I suspect that even if you didn’t know that this story about a Korean-American family trying to make farming work is grounded in writer-director Lee Isaac Chung’s own experiences, you’d probably sense that in how real it all feels. He manages to convey the toughness of this situation without lapsing into melodrama or creating an obvious villain.
5. One Night in Miami and 6. Judas and the Black Messiah
The obvious reason to bracket these two films together is that they deal with similar themes and take place in roughly the same period of history. However, I think the most noteworthy thing about them is being able to convincingly depict charismatic historical figures.
To illustrate why this is both difficult and important, let’s return to Mank, which I promise I do not have it in for. For most of its runtime Welles is treated like the Prince in Hamlet. It’s not until the very end he appears. At which point he appears played by Tom Burke. It’s not a bad performance, you believe and understand his motivation. But it doesn’t give you any sense of what about him beguiled not only audiences but also studio execs to the point that they gave a guy in his early twenties who’d never made a film before, free reign to make Citizen Kane.
By contrast, in Judas and the Black Messiah, you absolutely see why Fred Hampton was so inspiring for his followers (and so terrifying for the FBI).
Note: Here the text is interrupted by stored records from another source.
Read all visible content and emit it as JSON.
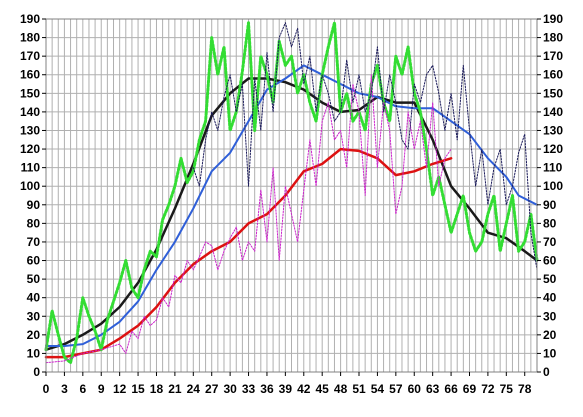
{
  "chart_data": {
    "type": "line",
    "title": "",
    "xlabel": "",
    "ylabel": "",
    "xlim": [
      0,
      80
    ],
    "ylim": [
      0,
      190
    ],
    "x_tick_values": [
      0,
      3,
      6,
      9,
      12,
      15,
      18,
      21,
      24,
      27,
      30,
      33,
      36,
      39,
      42,
      45,
      48,
      51,
      54,
      57,
      60,
      63,
      66,
      69,
      72,
      75,
      78
    ],
    "y_tick_values": [
      0,
      10,
      20,
      30,
      40,
      50,
      60,
      70,
      80,
      90,
      100,
      110,
      120,
      130,
      140,
      150,
      160,
      170,
      180,
      190
    ],
    "grid": true,
    "right_axis_labels": true,
    "legend": "none",
    "series": [
      {
        "color": "#1a1a1a",
        "style": "solid-thick",
        "points": [
          [
            0,
            12
          ],
          [
            3,
            15
          ],
          [
            6,
            20
          ],
          [
            9,
            26
          ],
          [
            12,
            35
          ],
          [
            15,
            48
          ],
          [
            18,
            66
          ],
          [
            21,
            88
          ],
          [
            24,
            112
          ],
          [
            27,
            138
          ],
          [
            30,
            150
          ],
          [
            33,
            158
          ],
          [
            36,
            158
          ],
          [
            39,
            156
          ],
          [
            42,
            152
          ],
          [
            45,
            145
          ],
          [
            48,
            140
          ],
          [
            51,
            141
          ],
          [
            54,
            148
          ],
          [
            57,
            145
          ],
          [
            60,
            145
          ],
          [
            63,
            125
          ],
          [
            66,
            100
          ],
          [
            69,
            88
          ],
          [
            72,
            75
          ],
          [
            75,
            72
          ],
          [
            78,
            65
          ],
          [
            80,
            60
          ]
        ]
      },
      {
        "color": "#2f5fd8",
        "style": "solid",
        "points": [
          [
            0,
            14
          ],
          [
            3,
            14
          ],
          [
            6,
            15
          ],
          [
            9,
            20
          ],
          [
            12,
            27
          ],
          [
            15,
            38
          ],
          [
            18,
            55
          ],
          [
            21,
            70
          ],
          [
            24,
            88
          ],
          [
            27,
            108
          ],
          [
            30,
            118
          ],
          [
            33,
            135
          ],
          [
            36,
            152
          ],
          [
            39,
            158
          ],
          [
            42,
            165
          ],
          [
            45,
            160
          ],
          [
            48,
            155
          ],
          [
            51,
            150
          ],
          [
            54,
            148
          ],
          [
            57,
            143
          ],
          [
            60,
            142
          ],
          [
            63,
            142
          ],
          [
            66,
            135
          ],
          [
            69,
            128
          ],
          [
            72,
            115
          ],
          [
            75,
            105
          ],
          [
            77,
            95
          ],
          [
            80,
            90
          ]
        ]
      },
      {
        "color": "#dd1111",
        "style": "solid-thick",
        "points": [
          [
            0,
            8
          ],
          [
            3,
            8
          ],
          [
            6,
            10
          ],
          [
            9,
            12
          ],
          [
            12,
            18
          ],
          [
            15,
            25
          ],
          [
            18,
            35
          ],
          [
            21,
            48
          ],
          [
            24,
            58
          ],
          [
            27,
            65
          ],
          [
            30,
            70
          ],
          [
            33,
            80
          ],
          [
            36,
            85
          ],
          [
            39,
            95
          ],
          [
            42,
            108
          ],
          [
            45,
            112
          ],
          [
            48,
            120
          ],
          [
            51,
            119
          ],
          [
            54,
            115
          ],
          [
            57,
            106
          ],
          [
            60,
            108
          ],
          [
            63,
            112
          ],
          [
            66,
            115
          ]
        ]
      },
      {
        "color": "#33dd33",
        "style": "dotted-thick",
        "points": [
          [
            0,
            12
          ],
          [
            1,
            33
          ],
          [
            2,
            20
          ],
          [
            3,
            8
          ],
          [
            4,
            5
          ],
          [
            5,
            18
          ],
          [
            6,
            40
          ],
          [
            7,
            30
          ],
          [
            8,
            22
          ],
          [
            9,
            12
          ],
          [
            10,
            28
          ],
          [
            11,
            38
          ],
          [
            12,
            48
          ],
          [
            13,
            60
          ],
          [
            14,
            45
          ],
          [
            15,
            40
          ],
          [
            16,
            55
          ],
          [
            17,
            65
          ],
          [
            18,
            62
          ],
          [
            19,
            82
          ],
          [
            20,
            90
          ],
          [
            21,
            100
          ],
          [
            22,
            115
          ],
          [
            23,
            102
          ],
          [
            24,
            108
          ],
          [
            25,
            125
          ],
          [
            26,
            135
          ],
          [
            27,
            180
          ],
          [
            28,
            160
          ],
          [
            29,
            175
          ],
          [
            30,
            130
          ],
          [
            31,
            140
          ],
          [
            32,
            162
          ],
          [
            33,
            188
          ],
          [
            34,
            130
          ],
          [
            35,
            170
          ],
          [
            36,
            160
          ],
          [
            37,
            145
          ],
          [
            38,
            178
          ],
          [
            39,
            165
          ],
          [
            40,
            170
          ],
          [
            41,
            150
          ],
          [
            42,
            160
          ],
          [
            43,
            145
          ],
          [
            44,
            135
          ],
          [
            45,
            160
          ],
          [
            46,
            175
          ],
          [
            47,
            188
          ],
          [
            48,
            140
          ],
          [
            49,
            150
          ],
          [
            50,
            135
          ],
          [
            51,
            140
          ],
          [
            52,
            130
          ],
          [
            53,
            155
          ],
          [
            54,
            165
          ],
          [
            55,
            145
          ],
          [
            56,
            135
          ],
          [
            57,
            170
          ],
          [
            58,
            160
          ],
          [
            59,
            175
          ],
          [
            60,
            150
          ],
          [
            61,
            140
          ],
          [
            62,
            120
          ],
          [
            63,
            95
          ],
          [
            64,
            105
          ],
          [
            65,
            90
          ],
          [
            66,
            75
          ],
          [
            67,
            85
          ],
          [
            68,
            95
          ],
          [
            69,
            75
          ],
          [
            70,
            65
          ],
          [
            71,
            70
          ],
          [
            72,
            85
          ],
          [
            73,
            95
          ],
          [
            74,
            65
          ],
          [
            75,
            80
          ],
          [
            76,
            95
          ],
          [
            77,
            65
          ],
          [
            78,
            70
          ],
          [
            79,
            85
          ],
          [
            80,
            60
          ]
        ]
      },
      {
        "color": "#cc22cc",
        "style": "dotted",
        "points": [
          [
            0,
            5
          ],
          [
            3,
            6
          ],
          [
            6,
            10
          ],
          [
            9,
            12
          ],
          [
            12,
            15
          ],
          [
            13,
            10
          ],
          [
            14,
            22
          ],
          [
            15,
            18
          ],
          [
            16,
            30
          ],
          [
            17,
            25
          ],
          [
            18,
            28
          ],
          [
            19,
            40
          ],
          [
            20,
            35
          ],
          [
            21,
            52
          ],
          [
            22,
            48
          ],
          [
            23,
            60
          ],
          [
            24,
            55
          ],
          [
            25,
            62
          ],
          [
            26,
            70
          ],
          [
            27,
            68
          ],
          [
            28,
            55
          ],
          [
            29,
            65
          ],
          [
            30,
            72
          ],
          [
            31,
            78
          ],
          [
            32,
            60
          ],
          [
            33,
            70
          ],
          [
            34,
            65
          ],
          [
            35,
            98
          ],
          [
            36,
            70
          ],
          [
            37,
            110
          ],
          [
            38,
            60
          ],
          [
            39,
            100
          ],
          [
            40,
            85
          ],
          [
            41,
            70
          ],
          [
            42,
            98
          ],
          [
            43,
            125
          ],
          [
            44,
            100
          ],
          [
            45,
            135
          ],
          [
            46,
            145
          ],
          [
            47,
            125
          ],
          [
            48,
            130
          ],
          [
            49,
            110
          ],
          [
            50,
            155
          ],
          [
            51,
            140
          ],
          [
            52,
            95
          ],
          [
            53,
            160
          ],
          [
            54,
            110
          ],
          [
            55,
            145
          ],
          [
            56,
            130
          ],
          [
            57,
            85
          ],
          [
            58,
            100
          ],
          [
            59,
            140
          ],
          [
            60,
            120
          ],
          [
            61,
            135
          ],
          [
            62,
            110
          ],
          [
            63,
            145
          ],
          [
            64,
            100
          ],
          [
            65,
            115
          ],
          [
            66,
            120
          ]
        ]
      },
      {
        "color": "#1a1a5a",
        "style": "dotted",
        "points": [
          [
            24,
            110
          ],
          [
            25,
            100
          ],
          [
            26,
            125
          ],
          [
            27,
            140
          ],
          [
            28,
            130
          ],
          [
            29,
            148
          ],
          [
            30,
            160
          ],
          [
            31,
            140
          ],
          [
            32,
            155
          ],
          [
            33,
            100
          ],
          [
            34,
            158
          ],
          [
            35,
            130
          ],
          [
            36,
            172
          ],
          [
            37,
            140
          ],
          [
            38,
            180
          ],
          [
            39,
            188
          ],
          [
            40,
            175
          ],
          [
            41,
            185
          ],
          [
            42,
            155
          ],
          [
            43,
            170
          ],
          [
            44,
            140
          ],
          [
            45,
            160
          ],
          [
            46,
            150
          ],
          [
            47,
            135
          ],
          [
            48,
            140
          ],
          [
            49,
            168
          ],
          [
            50,
            145
          ],
          [
            51,
            160
          ],
          [
            52,
            140
          ],
          [
            53,
            150
          ],
          [
            54,
            175
          ],
          [
            55,
            140
          ],
          [
            56,
            160
          ],
          [
            57,
            145
          ],
          [
            58,
            125
          ],
          [
            59,
            120
          ],
          [
            60,
            155
          ],
          [
            61,
            145
          ],
          [
            62,
            160
          ],
          [
            63,
            165
          ],
          [
            64,
            150
          ],
          [
            65,
            130
          ],
          [
            66,
            150
          ],
          [
            67,
            125
          ],
          [
            68,
            165
          ],
          [
            69,
            130
          ],
          [
            70,
            100
          ],
          [
            71,
            120
          ],
          [
            72,
            90
          ],
          [
            73,
            110
          ],
          [
            74,
            120
          ],
          [
            75,
            90
          ],
          [
            76,
            100
          ],
          [
            77,
            118
          ],
          [
            78,
            128
          ],
          [
            79,
            75
          ],
          [
            80,
            55
          ]
        ]
      }
    ]
  }
}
In her directorial debut, Regina King, manages to do the same thing four times over, convincing you that you’re in the presence of Muhammad Ali, Malcolm X, Sam Cooke and NBA player Jim Brown.
4. Another Round
This features, against some very stiff competition, probably the best performance of Mads Mickelson’s career. This story about a group of teachers trying to maintain a minimum blood alcohol level could easily become an inditement of drinking but Another Round captures its appeal as well and ultimately leads to a very ambiguous ending.
2. A Quiet Place Part II and 3. the Sound of Metal
Even though they are incredibly different films, they both use sound (and silence) in a similar way not only to build tension but also to how the world appears to someone who can’t hear easily.
1. Memories of Murder
[Technically this was released in the UK back in 2004 but it does seem like thanks to Parasite’s Oscar win its 2020 release was actually the larger of the two.]
The implicit set-up of most detective stories is that you will see a brilliant investigator track an equally capable criminal. Memories of Murder gives us a more frightening proposition: what if there is a serial killer on the loose and the police supposed to be protecting you from them are a bunch of useless knuckleheads, hired not for their ability to apprehend criminals but because they are game for beating up the student protestors challenging the military regime. If you’ve seen Parasite you won’t be surprised that Bong Joon-ho ably balances horror, intrigue and farce.
As an aside, since the film was made the perpetrator of the real-life murders which inspired this film has been revealed through DNA evidence. A development which has only served to underline the failures of the police at the time.
Memories of Murder is not a comfortable watch but it is a deeply compelling, evocative and provocative. So, it’s my film of the past two years.